Ricardo Campanilla no pudo soportar el peso de la conciencia y sufrió una
conmoción cerebral. No tuvo graves consecuencias, pero se le prohibió que
dibujara o se preocupara por cosas tan superfluas como sus pesadillas, que ya
eran un mal menor después de la crisis. En el hospital no recibió la visita de
sus familiares, los cuales no podían perdonarle su ultraje. Lo dieron de alta un
domingo por la mañana. En el trayecto a su casa pasó por una feria que estaba a
reventar de gente, era mediodía. Había un espectáculo de caricatos en el centro
de la plaza. Los payasos eran muy malos y, a pesar de que se esforzaban al
máximo, la gente sólo agitaba las manos sin decir nada. Ricardo se paró
enfrente de ellos y, al verlo, los cómicos se dieron cuenta de que era un buen
recurso para salir del mal momento por el que estaban pasando. “Usted es el
Augusto más original que hemos visto—dijeron al unísono, uno que iba disfrazado
de vagabundo, y el otro, un mimo clown que se suponía que no hablaba y asentía
con largos movimientos de cabeza—Mire nada más qué cejas, qué nariz, qué boca. Seguro
que el mismo Handbell se la envidiaría”. Ricardo ya no pudo resistir y,
dejándose llevar por un instinto natural reprimido por muchos años, comenzó a
interpretar el aria de la Flauta mágica de Mozart: La reina de la noche. El
efecto fue impresionante, la gente no dejaba de sacar dinero y seguir con ojos
saltones los movimientos que hacía Campanilla, parecía que oían la flauta del
músico de Hamelin, pues todos, como ratones, reían y tiraban el dinero por
causa de la dicha que experimentaban. De pie con la mirada fija en el cielo,
Ricardo Campanilla comenzó a entonar, cada vez más alto, su versión del aria.
La venganza de mi infierno bulle en el corazón, ah,ah,ah, vi muerte y dolor
a mi alrededor, se alzarán y arderán llamas incandescentes, ah,ah,ah. ¡Payaso!

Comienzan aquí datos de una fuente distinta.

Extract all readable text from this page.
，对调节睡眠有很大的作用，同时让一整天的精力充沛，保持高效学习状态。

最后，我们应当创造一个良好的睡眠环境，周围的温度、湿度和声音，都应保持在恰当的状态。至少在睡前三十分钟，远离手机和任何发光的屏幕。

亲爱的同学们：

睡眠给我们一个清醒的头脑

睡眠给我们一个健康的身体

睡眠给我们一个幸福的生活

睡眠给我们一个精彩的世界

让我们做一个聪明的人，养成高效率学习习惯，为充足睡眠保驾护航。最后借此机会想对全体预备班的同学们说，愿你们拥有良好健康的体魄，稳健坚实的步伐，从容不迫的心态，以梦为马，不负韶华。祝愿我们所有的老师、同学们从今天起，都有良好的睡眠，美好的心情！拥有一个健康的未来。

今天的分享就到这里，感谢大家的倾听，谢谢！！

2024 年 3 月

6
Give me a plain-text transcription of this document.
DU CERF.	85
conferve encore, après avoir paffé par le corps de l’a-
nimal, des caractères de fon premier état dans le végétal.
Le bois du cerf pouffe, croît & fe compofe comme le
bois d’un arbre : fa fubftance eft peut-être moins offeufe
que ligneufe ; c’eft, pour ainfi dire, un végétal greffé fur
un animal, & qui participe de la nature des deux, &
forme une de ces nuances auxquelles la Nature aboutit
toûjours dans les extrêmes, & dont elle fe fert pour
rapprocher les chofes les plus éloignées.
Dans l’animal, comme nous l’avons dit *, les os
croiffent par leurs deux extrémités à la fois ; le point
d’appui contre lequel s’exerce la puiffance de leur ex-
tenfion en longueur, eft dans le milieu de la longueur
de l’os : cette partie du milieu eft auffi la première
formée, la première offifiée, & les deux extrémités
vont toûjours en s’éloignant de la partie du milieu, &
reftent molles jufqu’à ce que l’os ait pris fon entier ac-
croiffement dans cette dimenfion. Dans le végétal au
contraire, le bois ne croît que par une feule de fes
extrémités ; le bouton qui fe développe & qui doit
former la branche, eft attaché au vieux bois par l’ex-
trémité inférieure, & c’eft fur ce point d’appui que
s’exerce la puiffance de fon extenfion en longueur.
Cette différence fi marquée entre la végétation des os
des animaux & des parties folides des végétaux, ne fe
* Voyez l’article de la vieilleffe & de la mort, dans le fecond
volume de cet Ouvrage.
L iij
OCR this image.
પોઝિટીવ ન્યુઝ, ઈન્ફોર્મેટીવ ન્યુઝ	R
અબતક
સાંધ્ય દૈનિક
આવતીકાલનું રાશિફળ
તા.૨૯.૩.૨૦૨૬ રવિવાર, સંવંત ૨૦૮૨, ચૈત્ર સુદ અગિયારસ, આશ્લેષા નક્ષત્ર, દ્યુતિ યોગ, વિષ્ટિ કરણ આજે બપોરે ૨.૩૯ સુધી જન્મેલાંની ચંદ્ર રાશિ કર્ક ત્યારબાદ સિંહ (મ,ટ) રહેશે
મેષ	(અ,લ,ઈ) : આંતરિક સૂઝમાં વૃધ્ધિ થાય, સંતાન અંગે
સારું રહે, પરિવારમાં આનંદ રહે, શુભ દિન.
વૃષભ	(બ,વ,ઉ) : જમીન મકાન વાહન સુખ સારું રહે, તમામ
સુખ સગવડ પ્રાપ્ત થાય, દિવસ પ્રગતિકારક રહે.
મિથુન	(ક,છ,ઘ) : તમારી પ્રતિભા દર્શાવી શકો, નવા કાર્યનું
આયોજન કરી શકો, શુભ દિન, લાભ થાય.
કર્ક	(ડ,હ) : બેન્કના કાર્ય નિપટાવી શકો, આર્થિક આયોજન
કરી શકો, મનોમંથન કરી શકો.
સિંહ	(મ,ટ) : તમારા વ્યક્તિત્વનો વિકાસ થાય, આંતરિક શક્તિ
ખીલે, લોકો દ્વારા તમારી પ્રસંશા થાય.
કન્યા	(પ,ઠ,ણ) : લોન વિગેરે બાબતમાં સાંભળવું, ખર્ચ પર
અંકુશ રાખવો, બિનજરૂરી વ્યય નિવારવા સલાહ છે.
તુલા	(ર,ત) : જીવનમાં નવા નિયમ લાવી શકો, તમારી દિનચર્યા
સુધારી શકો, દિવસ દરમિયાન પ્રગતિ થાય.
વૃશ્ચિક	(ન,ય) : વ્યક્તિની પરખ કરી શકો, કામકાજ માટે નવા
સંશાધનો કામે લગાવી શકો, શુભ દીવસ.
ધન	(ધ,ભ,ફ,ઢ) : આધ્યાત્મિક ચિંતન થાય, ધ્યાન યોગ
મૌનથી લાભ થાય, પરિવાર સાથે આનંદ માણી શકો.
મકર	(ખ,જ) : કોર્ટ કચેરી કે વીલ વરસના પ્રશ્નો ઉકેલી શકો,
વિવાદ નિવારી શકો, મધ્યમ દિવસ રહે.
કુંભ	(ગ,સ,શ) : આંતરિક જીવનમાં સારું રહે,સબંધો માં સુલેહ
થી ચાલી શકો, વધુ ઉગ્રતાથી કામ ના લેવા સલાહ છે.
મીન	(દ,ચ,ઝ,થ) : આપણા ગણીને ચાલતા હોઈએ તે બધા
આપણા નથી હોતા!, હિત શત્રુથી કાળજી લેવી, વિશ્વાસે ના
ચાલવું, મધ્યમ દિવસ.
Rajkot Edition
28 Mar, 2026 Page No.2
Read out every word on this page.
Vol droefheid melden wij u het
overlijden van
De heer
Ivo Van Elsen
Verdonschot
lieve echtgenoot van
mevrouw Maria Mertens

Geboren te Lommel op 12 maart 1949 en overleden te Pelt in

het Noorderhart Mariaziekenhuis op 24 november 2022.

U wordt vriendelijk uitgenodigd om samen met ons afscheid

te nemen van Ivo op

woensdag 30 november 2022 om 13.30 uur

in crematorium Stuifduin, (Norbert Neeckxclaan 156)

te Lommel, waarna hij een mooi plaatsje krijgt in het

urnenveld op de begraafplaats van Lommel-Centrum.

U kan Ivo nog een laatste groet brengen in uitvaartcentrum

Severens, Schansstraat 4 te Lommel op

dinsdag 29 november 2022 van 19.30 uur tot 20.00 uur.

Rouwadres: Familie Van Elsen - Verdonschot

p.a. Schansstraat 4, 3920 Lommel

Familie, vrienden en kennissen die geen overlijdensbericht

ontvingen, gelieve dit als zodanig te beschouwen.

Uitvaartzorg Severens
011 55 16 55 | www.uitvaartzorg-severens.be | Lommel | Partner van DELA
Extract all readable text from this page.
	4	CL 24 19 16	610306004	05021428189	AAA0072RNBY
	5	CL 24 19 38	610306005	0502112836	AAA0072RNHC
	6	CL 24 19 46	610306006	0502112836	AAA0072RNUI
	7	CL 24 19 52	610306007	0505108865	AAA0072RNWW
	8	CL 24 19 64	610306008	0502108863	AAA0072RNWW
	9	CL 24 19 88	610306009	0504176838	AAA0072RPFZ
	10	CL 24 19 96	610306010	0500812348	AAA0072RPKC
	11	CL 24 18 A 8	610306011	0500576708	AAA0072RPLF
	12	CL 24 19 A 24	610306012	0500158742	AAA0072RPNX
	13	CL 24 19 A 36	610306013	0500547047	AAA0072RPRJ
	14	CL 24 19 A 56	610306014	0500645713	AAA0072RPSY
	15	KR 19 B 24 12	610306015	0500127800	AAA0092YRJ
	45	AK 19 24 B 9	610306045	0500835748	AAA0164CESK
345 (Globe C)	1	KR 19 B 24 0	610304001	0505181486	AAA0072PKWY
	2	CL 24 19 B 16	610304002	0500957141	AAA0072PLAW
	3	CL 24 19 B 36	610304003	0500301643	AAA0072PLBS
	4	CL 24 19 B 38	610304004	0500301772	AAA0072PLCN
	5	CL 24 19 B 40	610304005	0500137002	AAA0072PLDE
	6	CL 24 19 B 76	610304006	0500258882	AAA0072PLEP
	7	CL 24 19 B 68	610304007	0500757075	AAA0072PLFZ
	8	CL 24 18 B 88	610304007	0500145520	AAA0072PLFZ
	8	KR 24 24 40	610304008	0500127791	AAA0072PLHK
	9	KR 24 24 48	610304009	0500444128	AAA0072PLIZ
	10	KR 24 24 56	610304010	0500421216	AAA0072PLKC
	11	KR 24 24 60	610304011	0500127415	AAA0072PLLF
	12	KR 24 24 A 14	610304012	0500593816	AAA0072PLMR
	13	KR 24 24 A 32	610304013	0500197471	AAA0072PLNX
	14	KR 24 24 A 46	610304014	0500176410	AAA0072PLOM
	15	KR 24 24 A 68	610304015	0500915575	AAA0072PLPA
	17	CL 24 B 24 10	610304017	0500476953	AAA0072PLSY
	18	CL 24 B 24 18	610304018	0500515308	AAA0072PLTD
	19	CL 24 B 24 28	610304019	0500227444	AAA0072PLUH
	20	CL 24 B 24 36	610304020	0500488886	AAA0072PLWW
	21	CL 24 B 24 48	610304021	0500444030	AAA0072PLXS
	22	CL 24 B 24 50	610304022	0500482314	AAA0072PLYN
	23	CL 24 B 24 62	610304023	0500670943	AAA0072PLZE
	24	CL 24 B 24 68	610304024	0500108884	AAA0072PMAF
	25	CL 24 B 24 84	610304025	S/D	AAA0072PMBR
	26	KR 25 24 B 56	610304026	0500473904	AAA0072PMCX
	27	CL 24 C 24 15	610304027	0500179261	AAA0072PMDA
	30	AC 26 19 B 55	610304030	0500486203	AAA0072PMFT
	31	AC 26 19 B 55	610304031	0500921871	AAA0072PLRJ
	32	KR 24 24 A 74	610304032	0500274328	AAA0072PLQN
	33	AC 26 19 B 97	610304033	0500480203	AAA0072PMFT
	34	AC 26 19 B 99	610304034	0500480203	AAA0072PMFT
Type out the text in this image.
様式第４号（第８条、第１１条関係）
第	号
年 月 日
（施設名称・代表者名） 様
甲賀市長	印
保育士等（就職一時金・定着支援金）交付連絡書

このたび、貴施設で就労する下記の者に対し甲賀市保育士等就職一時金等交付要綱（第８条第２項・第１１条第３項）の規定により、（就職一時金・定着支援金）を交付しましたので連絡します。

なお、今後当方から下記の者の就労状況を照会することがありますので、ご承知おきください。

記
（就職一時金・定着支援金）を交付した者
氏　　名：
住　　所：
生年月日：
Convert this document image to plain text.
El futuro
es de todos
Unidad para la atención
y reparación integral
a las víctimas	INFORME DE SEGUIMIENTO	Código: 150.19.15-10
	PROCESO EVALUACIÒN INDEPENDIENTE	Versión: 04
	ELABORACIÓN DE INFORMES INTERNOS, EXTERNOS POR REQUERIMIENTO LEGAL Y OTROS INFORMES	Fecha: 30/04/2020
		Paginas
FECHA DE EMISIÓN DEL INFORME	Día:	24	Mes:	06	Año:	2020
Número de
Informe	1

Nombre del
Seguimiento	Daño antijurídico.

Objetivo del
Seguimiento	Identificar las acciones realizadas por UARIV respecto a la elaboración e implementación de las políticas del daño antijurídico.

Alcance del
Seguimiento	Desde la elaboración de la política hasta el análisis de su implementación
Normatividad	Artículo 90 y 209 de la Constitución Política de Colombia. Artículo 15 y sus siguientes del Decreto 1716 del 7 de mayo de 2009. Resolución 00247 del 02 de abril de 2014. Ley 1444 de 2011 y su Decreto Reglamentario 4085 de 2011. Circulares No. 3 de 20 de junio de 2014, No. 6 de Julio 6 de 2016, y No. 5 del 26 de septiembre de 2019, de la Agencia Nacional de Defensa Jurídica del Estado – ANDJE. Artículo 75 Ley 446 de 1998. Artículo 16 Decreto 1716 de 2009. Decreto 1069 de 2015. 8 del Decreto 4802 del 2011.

¡Le darás muerte y por ti sufrirá! ah,ah,ah. El fracaso hoy terminará, ah,ah,ah
. Nunca serás mi hijo, te dirán. Ah,ah,ah. Por siempre odiado y repudiado
quedarás. Ah,ah,ah. Solo quedará por toda la eternidad. Ah,ah,ah. Los lazos se
romperán, los gritos de una madre te salvarán. Ah,ah,ah. Oh, dioses, la
venganza llegará.
La gente no entendía el alemán y sólo percibía los sentimientos del payaso que
con una extraordinaria voz cantaba como en el mismo Teatro de La Scala o El
Bolshoi. Campanilla tenía una montaña de dinero a sus pies y al verla comenzó a
llorar y entre más lloraba, más crecía el monte de billetes y monedas, parecía
que se le estaba construyendo un pedestal. La amargura lo hizo cantar con más
sentimiento y los brazos cruzados sobre el pecho le daban un aspecto cómico de
payaso desolado que mirando al cielo imploraba con voz de ave fénix que se le
devolviera la vida que había desperdiciado. Todos estaban dispuestos a ayudarle
a recuperarla con sus risas francas y lágrimas de satisfacción. Tenía a todas
las personas de la feria a su alrededor y cuando ejecutó el ultimo fragmento de
la composición, se puso de rodillas y derramó las últimas lágrimas que le
quedaban. Hubo un estruendo de aplausos y risas, hubo quien cayó fulminado por
el efecto de la comicidad. Ricardo quedó tieso en su posición de santo mártir y
se conservó el suceso en una fotografía, que hizo un periodista que se
encontraba allí por casualidad. Luego, se le dedicó a Ricardo Campanilla un
monumento con su nombre y la leyenda que decía:
“Al payaso Ricardo Campanilla que
logró matar de risa a un centenar de mudos”.